Cela étant, monsieur Vasselle, lors de mon intervention à la tribune, j’ai apporté, en réponse aux polémiques actuelles, les éléments…
M. Alain Vasselle, rapporteur général de la commission des affaires sociales. Je ne le conteste pas !
M. François Baroin, ministre. … qui pourront être utilisés par toutes celles et tous ceux qui soutiennent l’action du Gouvernement…
M. Jean-Marc Todeschini. Sur le terrain, ils ne sont pas nombreux !
M. François Baroin, ministre. … pour contrecarrer la propagande mensongère, injuste et en conséquence irresponsable (Exclamations sur les travées du groupe socialiste.) sur la corrélation entre la déclinaison de la réforme de la taxe professionnelle et ses retombées concernant la taxe d’habitation. De ce point de vue, le Gouvernement a été clair.

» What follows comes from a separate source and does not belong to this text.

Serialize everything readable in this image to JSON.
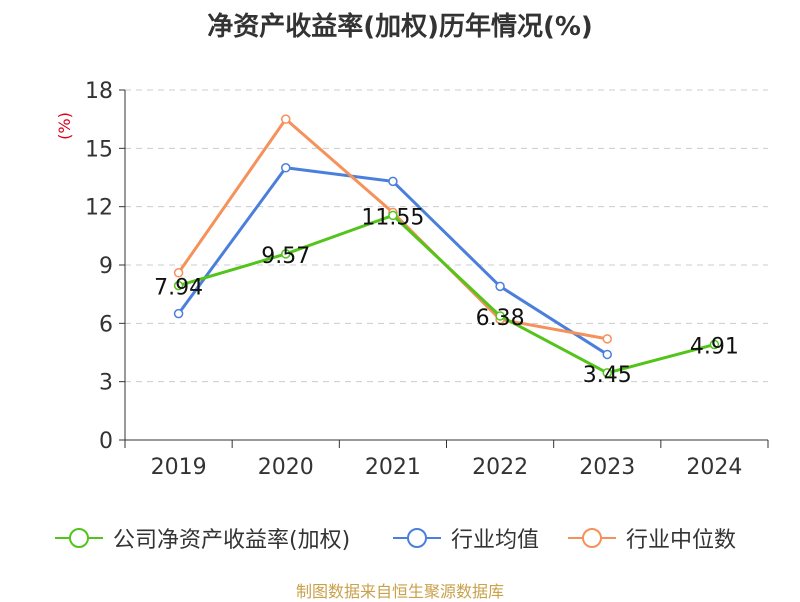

Par ailleurs, nous pouvons préciser aussi que, dans le gel des dotations de l’État aux collectivités locales, le Gouvernement n’a pas retenu le FCTVA, et tous les investissements qui seront portés par les collectivités locales le seront grâce à cette mesure. En conséquence, aucun représentant de l’opposition se trouvant à la tête d’une collectivité territoriale ne pourra dire qu’il bloque son investissement parce que le Gouvernement l’empêche d’agir. Comme le FCTVA est en dehors du rabot, le potentiel d’investissement est maintenu. (Protestations sur les travées du groupe socialiste et du groupe CRC-SPG.)
M. Philippe Marini, rapporteur général de la commission des finances. Absolument ! C’est la vérité !
M. François Baroin, ministre. Écoutez bien ces messages que vous n’avez pas fini d’entendre, et qui vont certainement vous énerver !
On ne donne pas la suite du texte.